İstanbulun camileri, kiliseleri, türbeleri, ceşmeleri, sebilleri,surları,kuleleri, gibi dikiilitaşları ve tılsımlı taşlarıda meşhurdur. Zaten onun bir bölgesi yoktur’ki içinde “taş” ismi olmayan bir semt bulunsun: Çemberlitaş, Kabataş, Dikilitaş, Nişantaşı, Beşiktaş, Taşkızak, Atlamataşı gibi. Semtlere adını veren taşların kimi Romalılardan, kimi Bizanslılardan, kimide Osmanlılardan kalma. Ama bu taşların ortak özelliği, çoğunun asırlar boyunca bir takım tılsımlarla birlikte anılması. Buna ister tılsım deyin, isterseniz büyü, sihir, gizem yada nazar; insanlar mitolojik hikayeler gibi taşların doğa üstü kuvvetlerine inanarak, nesilden nesil’e bunları anlata gelmişler. Bizde bu yazımızda çoğu Evliya Çelebinin kitaplarında adı geçen İstanbulun bu tılsımlı taşlarından kısaca bahsedeceğiz. Bu tılsımlı taşların resimlerinin bir veya ikisi hariç hepsi İstanbullite kadrosu tarafından çekilen resimlerdir. Bugün artık olmayan Kocamustafapaşa semtindeki Altı Mermerler bölgesindeki taşları da sembolik olarak yaptığımız bir “collage” ile size sunuyoruz.
1. ARCADIUS SÜTUNU
Arcadius* sütunu adını taşıyan Roma İmparatorunun Gotlar’ a karşı zaferini ebedileştirmek için M.S. 401 yılında bugün Cerrahpaşada Haseki denilen bölgede yapılmıştır. Osmanlılar zamanında Avrat Taşı denilen sütunun üzerinde, Evliya Çelebinin masallarına göre periye benzeyen bir heykel varmış. Heykel senede bir kere öyle bir feryat koparırmış ki İstanbulun bütün kuşları, sütunun etrafında pervane olup döner, sonunda yorgun düşüp yerlere serilirlermiş. Bunu fırsat bilen bütün fakir,fukara kuşları toplar, pişirir ve karınlarını doyururlarmış.

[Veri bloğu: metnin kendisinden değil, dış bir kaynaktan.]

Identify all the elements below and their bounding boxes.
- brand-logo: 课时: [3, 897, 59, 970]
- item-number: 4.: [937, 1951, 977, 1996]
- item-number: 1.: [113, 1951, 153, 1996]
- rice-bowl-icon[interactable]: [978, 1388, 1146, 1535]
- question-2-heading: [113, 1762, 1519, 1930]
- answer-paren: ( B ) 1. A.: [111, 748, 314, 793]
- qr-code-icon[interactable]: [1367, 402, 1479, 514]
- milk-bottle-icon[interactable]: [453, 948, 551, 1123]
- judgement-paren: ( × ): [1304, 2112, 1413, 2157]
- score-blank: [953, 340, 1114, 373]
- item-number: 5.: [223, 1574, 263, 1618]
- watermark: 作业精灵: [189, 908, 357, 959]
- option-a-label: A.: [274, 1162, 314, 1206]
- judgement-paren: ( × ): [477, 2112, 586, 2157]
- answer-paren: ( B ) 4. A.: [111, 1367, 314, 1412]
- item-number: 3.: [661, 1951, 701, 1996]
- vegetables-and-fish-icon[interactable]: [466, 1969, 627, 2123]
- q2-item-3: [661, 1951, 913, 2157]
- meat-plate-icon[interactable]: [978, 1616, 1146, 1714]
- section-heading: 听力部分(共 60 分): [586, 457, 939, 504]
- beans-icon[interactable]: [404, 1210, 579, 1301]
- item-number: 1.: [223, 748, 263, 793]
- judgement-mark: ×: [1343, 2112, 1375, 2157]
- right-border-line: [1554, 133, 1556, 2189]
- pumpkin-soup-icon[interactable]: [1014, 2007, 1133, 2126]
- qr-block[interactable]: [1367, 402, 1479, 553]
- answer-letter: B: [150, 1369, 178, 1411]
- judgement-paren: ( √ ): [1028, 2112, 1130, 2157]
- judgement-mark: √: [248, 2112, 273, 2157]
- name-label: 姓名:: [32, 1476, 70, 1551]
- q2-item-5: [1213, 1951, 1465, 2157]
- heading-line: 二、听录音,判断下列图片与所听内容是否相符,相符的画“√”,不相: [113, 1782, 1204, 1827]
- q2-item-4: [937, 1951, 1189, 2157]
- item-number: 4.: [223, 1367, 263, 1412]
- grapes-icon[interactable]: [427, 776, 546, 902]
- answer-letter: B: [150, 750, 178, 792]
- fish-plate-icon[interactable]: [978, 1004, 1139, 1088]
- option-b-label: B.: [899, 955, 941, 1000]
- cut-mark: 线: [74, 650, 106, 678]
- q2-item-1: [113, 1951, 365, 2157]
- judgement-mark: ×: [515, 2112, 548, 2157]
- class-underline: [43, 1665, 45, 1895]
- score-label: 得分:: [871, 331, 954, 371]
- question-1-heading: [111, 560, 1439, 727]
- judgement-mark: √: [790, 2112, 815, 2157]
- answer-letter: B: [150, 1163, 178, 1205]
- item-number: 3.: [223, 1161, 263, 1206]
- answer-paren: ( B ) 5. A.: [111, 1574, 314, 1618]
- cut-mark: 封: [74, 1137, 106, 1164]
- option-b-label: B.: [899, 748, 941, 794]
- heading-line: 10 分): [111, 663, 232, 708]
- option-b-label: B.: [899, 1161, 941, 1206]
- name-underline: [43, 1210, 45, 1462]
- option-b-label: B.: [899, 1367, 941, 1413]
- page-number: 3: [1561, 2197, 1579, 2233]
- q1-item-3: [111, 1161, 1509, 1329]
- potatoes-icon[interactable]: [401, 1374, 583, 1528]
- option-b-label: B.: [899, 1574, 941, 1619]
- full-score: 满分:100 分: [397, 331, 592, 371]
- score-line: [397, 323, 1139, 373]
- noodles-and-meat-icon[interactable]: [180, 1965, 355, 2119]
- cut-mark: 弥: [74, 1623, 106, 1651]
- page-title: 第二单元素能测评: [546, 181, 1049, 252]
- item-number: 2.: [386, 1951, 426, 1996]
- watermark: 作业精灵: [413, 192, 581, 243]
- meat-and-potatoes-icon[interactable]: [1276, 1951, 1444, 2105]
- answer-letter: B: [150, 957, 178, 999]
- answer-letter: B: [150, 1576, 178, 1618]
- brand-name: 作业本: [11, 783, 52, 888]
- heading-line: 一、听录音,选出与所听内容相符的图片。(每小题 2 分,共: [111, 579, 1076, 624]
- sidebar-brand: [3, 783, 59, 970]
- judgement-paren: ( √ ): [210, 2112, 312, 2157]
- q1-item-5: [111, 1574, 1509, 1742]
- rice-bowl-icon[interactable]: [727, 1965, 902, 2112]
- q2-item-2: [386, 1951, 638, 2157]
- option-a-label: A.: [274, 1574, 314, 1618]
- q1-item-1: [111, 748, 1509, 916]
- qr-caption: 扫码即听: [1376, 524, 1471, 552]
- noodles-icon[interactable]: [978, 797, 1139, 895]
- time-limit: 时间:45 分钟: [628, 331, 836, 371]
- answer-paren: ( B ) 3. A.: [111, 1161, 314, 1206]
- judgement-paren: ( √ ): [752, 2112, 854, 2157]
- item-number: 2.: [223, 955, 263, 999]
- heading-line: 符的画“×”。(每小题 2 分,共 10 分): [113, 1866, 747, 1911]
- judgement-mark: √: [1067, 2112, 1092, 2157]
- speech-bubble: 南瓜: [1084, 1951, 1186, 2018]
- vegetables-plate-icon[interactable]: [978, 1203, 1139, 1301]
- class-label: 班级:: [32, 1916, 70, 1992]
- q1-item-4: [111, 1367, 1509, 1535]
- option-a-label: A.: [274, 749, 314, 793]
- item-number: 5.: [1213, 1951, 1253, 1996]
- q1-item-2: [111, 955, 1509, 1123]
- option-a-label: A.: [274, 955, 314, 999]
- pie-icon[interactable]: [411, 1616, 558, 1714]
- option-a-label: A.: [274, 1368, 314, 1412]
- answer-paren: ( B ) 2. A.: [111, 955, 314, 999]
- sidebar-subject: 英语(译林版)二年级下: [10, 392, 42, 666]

İstanbullitedaki Arcadius yazısı için resime tıklayın.
2.ÇEMBERLİTAŞ SÜTUNU (HOOPED COLUMN)
Eskiden Tavuk Pazarı denilen yerdeki Çemberlitaş sütunu M.S. 330 yılında İmparator Konstantinin İstanbulu Roma İmparatorluğunun başkenti yapması şerefine dikilmiş. Üzerindeki Apollo Heykelinin baş kısmında Konstantinin büstü varmış. Bizanslıların inancına göre Türkler İstanbul’a girince gökten buraya inecek bir melek elindeki kılıcı yaşlı bir adama verecek oda Türkleri bu kılıçla İran’a kadar püskürtecek ve İmparatorluğu kurtaracaktı. İsa’nın çarmıha gerildiği haçın parçaları ve Havarilerin kemiklerinin bu anıtın altında bulunan bir mabette saklandığı söylenmiştir.
For the story of the Constantine Column in English click on the pictue.
3.KIZ TAŞI (MARCIANUS) SÜTUNU
Marcianus sütunu Millattan sonra 455 yılında Roma İmparatoru Marcianus’un anısına bugunkü Fatih semti yakınıda’ki bir meydana dikilmiştir. Kimin’e göre adını heykelin kaidesindeki zafer tanrıçası Nike’den kimine göre de aynı civardaki bir Venüs heykelinden alır. Kaidenin üstündeki Marcianus heykeli Haçlı seferleri sırasında yağma edilerek İtalya'ya kaçırılmış.
Tılsıma göre bu heykel, imparatorun kızını yılanlardan, çıyanlardan ve akreplerden korurmuş.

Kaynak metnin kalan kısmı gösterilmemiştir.